Meet Kenneth Rosenbaum, M.D.
Medical Geneticist
Kenneth Rosenbaum, M.D., is a medical geneticist who has been a member of our Children’s National Hospital community since 1971. Over the course of his remarkable 49 years here at Children’s National, Dr. Rosenbaum has worked with numerous patients and families, served as a key member of programs such as the Down Syndrome Clinic and Gilbert Family Neurofibromatosis Institute and founded the Department of Genetics and what has now become the Zickler Family Prenatal Pediatrics Institute.
Dr. Rosenbaum hails from New Jersey and completed both his undergraduate and medical school education in Kentucky as part of a seven-year combined program. He credits the less-structured atmosphere of medical schools in the 1960s and 70s for allowing him to pursue his interests freely. Under the mentorship of the head of the Child Evaluation Center in Louisville, he began exploring genetics as a medical school sophomore. “It was interesting and exciting,” he recalls, “I knew pretty quickly, even in early medical school, that it was what I wanted to do.”
While he had gained significant exposure by graduation, the field of genetics was, in many ways, still in its infancy at that point. “We didn’t know much about genes, we didn’t have testing, we kind of knew what we saw, but we didn’t understand all of it,” he says of the time period. When it came time to pursue a residency in pediatrics, Dr. Rosenbaum knew his first choice was Children’s National. “There was something about the fabric of the institution that was kind of special,” he says. “I think that’s what brought me to Children’s in the beginning and has kept me here all these years.”
In 1974, during the Vietnam era, Dr. Rosenbaum had his residency deferred and was stationed at Andrews Air Force Base, which allowed him to continue to practice genetics locally. From there, he completed his fellowship in pediatric genetics at Johns Hopkins and started the Department of Genetics in 1977. Even then, Dr. Rosenbaum foresaw the ubiquity genetics would achieve as a field in the coming years. He recalls having conversations on the topic with then-Director of Children’s National, Robert H. Parrott. “I used to sit in his office,” he recalls, “and I would say, ‘Dr. Parrott, you have to get ready for eventually having 35 departments of genetics,' one for each of the hospital’s 35 divisions.” Dr. Rosenbaum’s prediction bore out. “It’s been exciting to see the explosion in the field,” he says.
Dr. Rosenbaum went on to spearhead numerous programs that are now stalwart institutions here at Children’s National; the Center for Prenatal Diagnosis he helped found in 1979 has developed into the present-day Zickler Family Prenatal Pediatrics Institute. He is also co-director of the Down Syndrome Clinic, which serves many children of all ages and is part of the Gilbert Family Neurofibromatosis Institute, one of the world’s largest and the nation’s longest standing neurofibromatosis programs.
Over the course of his career, Dr. Rosenbaum has seen children with a wide range of genetic conditions. For many years, he would visit two to three area hospitals a day, seeing any baby born with a presumed genetic condition shortly after birth. While he does not do that as much anymore, Dr. Rosenbaum still finds working with patients and their families to be the most rewarding aspect of his job. “To have the opportunity to see families at often very difficult times in their lives, give them accurate information, point them in the right direction, to help them to understand that we will be there for them the whole time,” he says, are some of the most important parts of his job. “Families have incredible resilience and strength,” says Dr. Rosenbaum, “and I think many of us kind of draw on that, that’s what allows many of us to get through the day since we are dealing with difficult things all day long.”

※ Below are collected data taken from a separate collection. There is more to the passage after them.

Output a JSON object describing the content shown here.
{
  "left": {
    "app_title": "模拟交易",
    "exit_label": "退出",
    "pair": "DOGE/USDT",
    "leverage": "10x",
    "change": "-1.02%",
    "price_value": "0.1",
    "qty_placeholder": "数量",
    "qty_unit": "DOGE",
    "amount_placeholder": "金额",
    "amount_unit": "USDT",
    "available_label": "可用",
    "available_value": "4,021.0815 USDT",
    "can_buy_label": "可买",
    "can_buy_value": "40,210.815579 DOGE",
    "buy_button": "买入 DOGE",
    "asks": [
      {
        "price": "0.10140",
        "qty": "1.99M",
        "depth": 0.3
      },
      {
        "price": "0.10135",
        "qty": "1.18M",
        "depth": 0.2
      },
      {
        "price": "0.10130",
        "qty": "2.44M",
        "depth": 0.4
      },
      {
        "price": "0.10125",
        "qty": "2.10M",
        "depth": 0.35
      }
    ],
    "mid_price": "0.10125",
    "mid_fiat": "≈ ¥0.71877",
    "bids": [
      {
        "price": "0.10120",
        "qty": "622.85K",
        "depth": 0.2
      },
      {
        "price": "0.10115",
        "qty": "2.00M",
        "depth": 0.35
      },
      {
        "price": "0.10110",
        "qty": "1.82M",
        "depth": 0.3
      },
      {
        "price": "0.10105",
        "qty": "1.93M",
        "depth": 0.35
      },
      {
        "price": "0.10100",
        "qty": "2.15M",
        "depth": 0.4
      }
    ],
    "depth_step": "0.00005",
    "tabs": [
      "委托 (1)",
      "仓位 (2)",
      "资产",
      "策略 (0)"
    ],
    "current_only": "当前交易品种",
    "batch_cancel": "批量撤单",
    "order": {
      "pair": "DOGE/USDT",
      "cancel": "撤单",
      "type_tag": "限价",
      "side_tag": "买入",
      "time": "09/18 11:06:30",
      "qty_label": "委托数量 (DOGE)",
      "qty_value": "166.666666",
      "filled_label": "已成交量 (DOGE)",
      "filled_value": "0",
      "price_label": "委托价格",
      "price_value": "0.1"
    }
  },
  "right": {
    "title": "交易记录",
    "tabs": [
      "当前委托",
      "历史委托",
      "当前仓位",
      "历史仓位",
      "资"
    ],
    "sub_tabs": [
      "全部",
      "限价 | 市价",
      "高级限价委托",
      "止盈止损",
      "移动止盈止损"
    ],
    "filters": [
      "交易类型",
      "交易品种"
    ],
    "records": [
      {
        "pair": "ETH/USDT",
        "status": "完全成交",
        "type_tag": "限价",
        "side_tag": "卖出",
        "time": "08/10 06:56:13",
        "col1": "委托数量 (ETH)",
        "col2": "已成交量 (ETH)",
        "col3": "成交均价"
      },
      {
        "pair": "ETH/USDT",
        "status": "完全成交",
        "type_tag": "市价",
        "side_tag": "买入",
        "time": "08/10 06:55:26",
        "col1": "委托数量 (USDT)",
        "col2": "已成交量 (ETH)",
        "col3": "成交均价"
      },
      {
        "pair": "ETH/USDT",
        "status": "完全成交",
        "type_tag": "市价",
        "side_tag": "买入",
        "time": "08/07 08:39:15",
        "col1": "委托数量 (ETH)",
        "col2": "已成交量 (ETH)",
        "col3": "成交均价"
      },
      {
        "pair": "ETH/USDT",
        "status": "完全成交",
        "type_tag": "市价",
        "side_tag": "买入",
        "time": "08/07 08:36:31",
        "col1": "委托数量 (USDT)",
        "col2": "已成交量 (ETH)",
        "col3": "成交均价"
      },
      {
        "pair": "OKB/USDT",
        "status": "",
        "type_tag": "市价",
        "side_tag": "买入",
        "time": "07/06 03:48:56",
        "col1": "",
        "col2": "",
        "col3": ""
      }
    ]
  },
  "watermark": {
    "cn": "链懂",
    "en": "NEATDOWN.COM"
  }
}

Looking back on the almost half-century he has spent as part of Children’s National, Dr. Rosenbaum is filled with gratitude and a renewed commitment to service. “I feel very fortunate to have had the opportunity to work with so many wonderful people, faculty members, nursing staff and administrative staff,” he says. “It requires everybody working at their best to have the place work the way it does…each of us is a very important part of the Children’s family, and I think that’s the key.”
Thank you, Dr. Rosenbaum, for the decades of extraordinary contributions you have made as part of our Children’s National community!